Archive for usb device forensics

USB Device Tracking using the Partition/Diagnostic Event Log – Part 2

In my last post, I discussed using the Partition/Diagnostic Event Log in Windows 10 for USB device tracking.  Specifically, we looked at the volume boot record (VBR) available in this event log and what it means to a forensic investigation.  In this post, I’ll continue by examining the device master boot record (MBR) that is available in this event log and discuss how it can be leveraged in a forensic examination.

Event ID 1006 of the Partition/Diagnostic event log contains a field for the MBR of a device that was connected to the system. This field is used to store a hexadecimal string of the entire MBR of the device at the time the event record was created.  The MBR often contains boot code, the disk signature, and the disk partition table.  In addition to the partition table embedded in the MBR, the raw partition table bytes are included as a separate field in Event ID 1006.  It’s also worth noting that GPT disks are handled differently than MBR disks when it comes to this event log.  I’ll save the partition table and differences in GPT handling for a later discussion and will focus on the disk signature from an MBR drive in this post.

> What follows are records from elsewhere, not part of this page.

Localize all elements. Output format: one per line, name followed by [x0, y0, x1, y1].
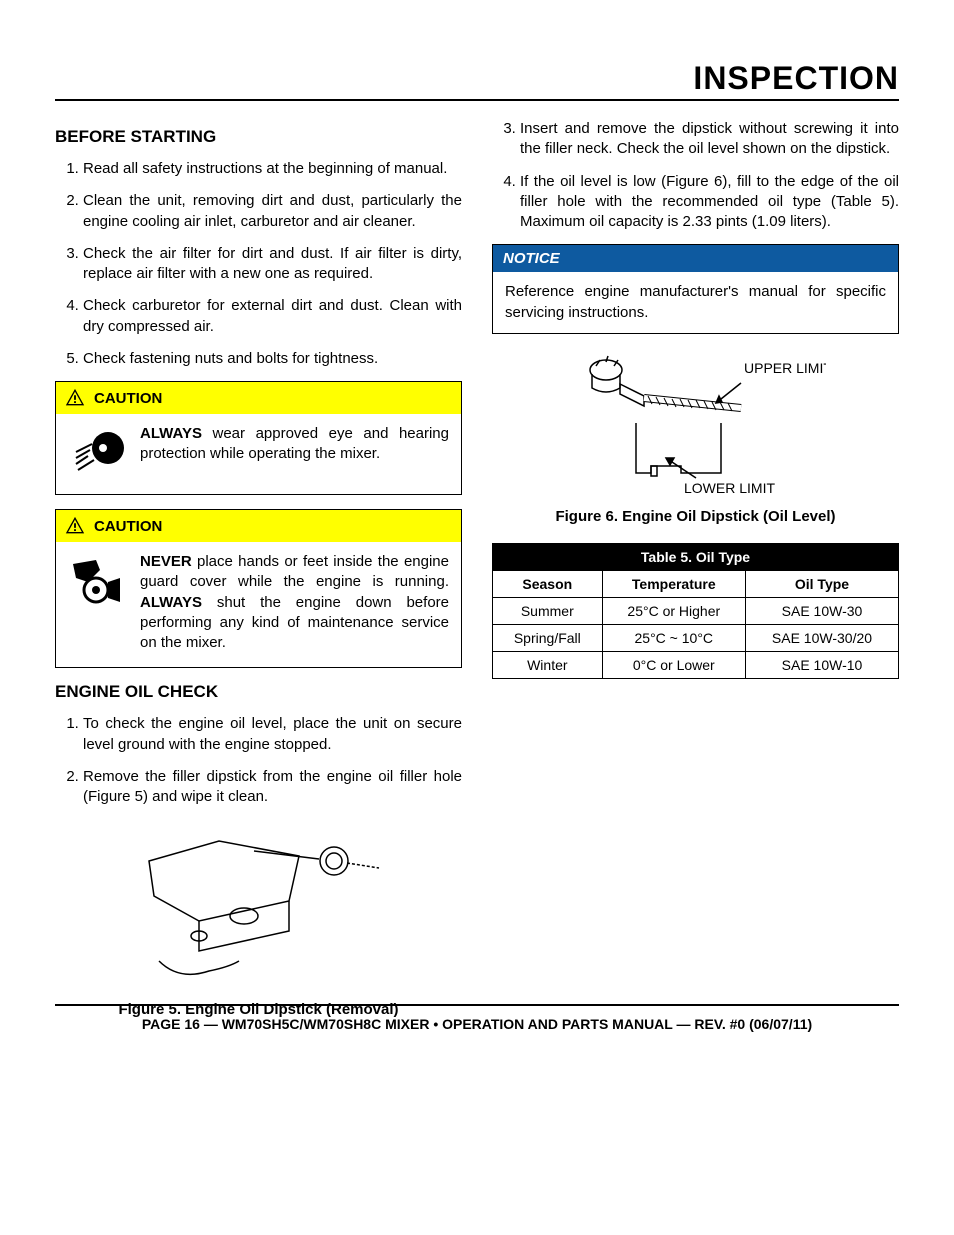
list-item: Check carburetor for external dirt and d…	[83, 296, 462, 337]
before-starting-list: Read all safety instructions at the begi…	[55, 159, 462, 369]
notice-label: NOTICE	[493, 245, 898, 272]
table-col-header: Temperature	[602, 570, 745, 597]
table-title: Table 5. Oil Type	[493, 543, 899, 570]
oil-check-list-cont: Insert and remove the dipstick without s…	[492, 119, 899, 232]
hand-hazard-icon	[68, 552, 128, 608]
never-word: NEVER	[140, 553, 192, 570]
table-cell: Spring/Fall	[493, 624, 603, 651]
list-item: If the oil level is low (Figure 6), fill…	[520, 172, 899, 233]
before-starting-heading: BEFORE STARTING	[55, 127, 462, 147]
page-footer: PAGE 16 — WM70SH5C/WM70SH8C MIXER • OPER…	[55, 1004, 899, 1032]
list-item: Insert and remove the dipstick without s…	[520, 119, 899, 160]
list-item: Clean the unit, removing dirt and dust, …	[83, 191, 462, 232]
notice-text: Reference engine manufacturer's manual f…	[493, 272, 898, 333]
figure-6: UPPER LIMIT LOWER LIMIT Figure 6. Engine…	[492, 348, 899, 525]
page-title: INSPECTION	[55, 60, 899, 101]
caution-box-2: CAUTION NEVER place hands or feet inside…	[55, 509, 462, 668]
table-cell: SAE 10W-30	[745, 597, 898, 624]
caution-text: ALWAYS wear approved eye and hearing pro…	[140, 424, 449, 480]
dipstick-level-illustration: UPPER LIMIT LOWER LIMIT	[566, 348, 826, 498]
warning-triangle-icon	[64, 387, 86, 409]
caution-text: NEVER place hands or feet inside the eng…	[140, 552, 449, 653]
table-row: Winter 0°C or Lower SAE 10W-10	[493, 651, 899, 678]
caution-header: CAUTION	[56, 510, 461, 542]
ppe-icon	[68, 424, 128, 480]
oil-check-list: To check the engine oil level, place the…	[55, 714, 462, 807]
table-cell: Winter	[493, 651, 603, 678]
table-row: Summer 25°C or Higher SAE 10W-30	[493, 597, 899, 624]
list-item: To check the engine oil level, place the…	[83, 714, 462, 755]
caution-label: CAUTION	[94, 390, 162, 407]
table-cell: SAE 10W-10	[745, 651, 898, 678]
caution-header: CAUTION	[56, 382, 461, 414]
right-column: Insert and remove the dipstick without s…	[492, 119, 899, 1036]
table-cell: Summer	[493, 597, 603, 624]
list-item: Check fastening nuts and bolts for tight…	[83, 349, 462, 369]
list-item: Remove the filler dipstick from the engi…	[83, 767, 462, 808]
caution-box-1: CAUTION ALWAYS wear approved eye and hea…	[55, 381, 462, 495]
list-item: Read all safety instructions at the begi…	[83, 159, 462, 179]
table-col-header: Season	[493, 570, 603, 597]
left-column: BEFORE STARTING Read all safety instruct…	[55, 119, 462, 1036]
table-col-header: Oil Type	[745, 570, 898, 597]
caution-label: CAUTION	[94, 518, 162, 535]
table-cell: 25°C or Higher	[602, 597, 745, 624]
always-word: ALWAYS	[140, 594, 202, 611]
table-cell: SAE 10W-30/20	[745, 624, 898, 651]
figure-6-caption: Figure 6. Engine Oil Dipstick (Oil Level…	[492, 508, 899, 525]
notice-box: NOTICE Reference engine manufacturer's m…	[492, 244, 899, 334]
warning-triangle-icon	[64, 515, 86, 537]
oil-type-table: Table 5. Oil Type Season Temperature Oil…	[492, 543, 899, 679]
engine-oil-heading: ENGINE OIL CHECK	[55, 682, 462, 702]
list-item: Check the air filter for dirt and dust. …	[83, 244, 462, 285]
upper-limit-label: UPPER LIMIT	[744, 360, 826, 376]
table-row: Spring/Fall 25°C ~ 10°C SAE 10W-30/20	[493, 624, 899, 651]
content-columns: BEFORE STARTING Read all safety instruct…	[55, 119, 899, 1036]
figure-5: Figure 5. Engine Oil Dipstick (Removal)	[55, 821, 462, 1018]
always-word: ALWAYS	[140, 425, 202, 442]
table-cell: 0°C or Lower	[602, 651, 745, 678]
dipstick-removal-illustration	[129, 821, 389, 991]
table-cell: 25°C ~ 10°C	[602, 624, 745, 651]
lower-limit-label: LOWER LIMIT	[684, 480, 775, 496]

The \MountedDevices subkey has historically been used to determine the last drive letter and/or the volume GUID associated with a removable device by correlating the serial number or ParentIdPrefix stored in the \DosDevices\X: or \??\Volume{GUID} value data with its corresponding device.  This is well documented (here, here, here, and many other places).  However, the  value data available in the \MountedDevices subkey for a fixed device (such as an external hard drive) stores the disk signature of the device instead of the serial number or ParentIdPrefix.  This means that determining the previous drive letter of a fixed device using the \MountedDevices subkey requires that you know the disk signature of the fixed device.

The disk signature is a 4-byte value located at decimal offset 440 of the MBR and is easily obtained from the external device itself, but it’s difficult to come by without access to the device.  This is why obtaining the MBR from Event ID 1006 is so valuable – it provides the examiner with a means to determine a device’s disk signature without access to the device itself.

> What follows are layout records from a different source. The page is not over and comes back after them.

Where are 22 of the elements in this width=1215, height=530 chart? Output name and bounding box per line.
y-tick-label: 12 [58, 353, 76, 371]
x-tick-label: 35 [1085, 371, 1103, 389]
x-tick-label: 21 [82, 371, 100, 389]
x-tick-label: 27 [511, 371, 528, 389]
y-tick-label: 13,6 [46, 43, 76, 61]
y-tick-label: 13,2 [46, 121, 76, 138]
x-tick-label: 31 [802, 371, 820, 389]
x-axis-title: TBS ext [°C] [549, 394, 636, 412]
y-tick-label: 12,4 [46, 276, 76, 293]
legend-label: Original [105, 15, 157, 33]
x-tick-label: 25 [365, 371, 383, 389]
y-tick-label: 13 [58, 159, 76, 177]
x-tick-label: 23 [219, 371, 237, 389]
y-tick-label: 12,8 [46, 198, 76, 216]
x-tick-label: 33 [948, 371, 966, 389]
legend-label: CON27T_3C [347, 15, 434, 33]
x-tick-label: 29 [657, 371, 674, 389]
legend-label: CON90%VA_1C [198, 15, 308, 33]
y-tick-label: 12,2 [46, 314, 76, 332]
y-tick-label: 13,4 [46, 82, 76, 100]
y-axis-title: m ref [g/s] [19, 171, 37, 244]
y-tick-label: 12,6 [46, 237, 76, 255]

Disk Signature Embedded in Event ID 1006

By saving the value of the MBR field (pictured above) to a new file, you can use any hex editor or tool capable of parsing raw MBRs to obtain the disk signature from the MBR.  After determining the disk signature, you can then try to match the disk signature up with the value data in the \MountedDevices subkey to find a drive letter with which the disk was associated.  Another option would be to use a tool such as USB Detective that handles the extraction, parsing, and correlation of all of this information for you.  Regardless of your approach, the Partition/Diagnostic Event Log should be included in your USB device investigations.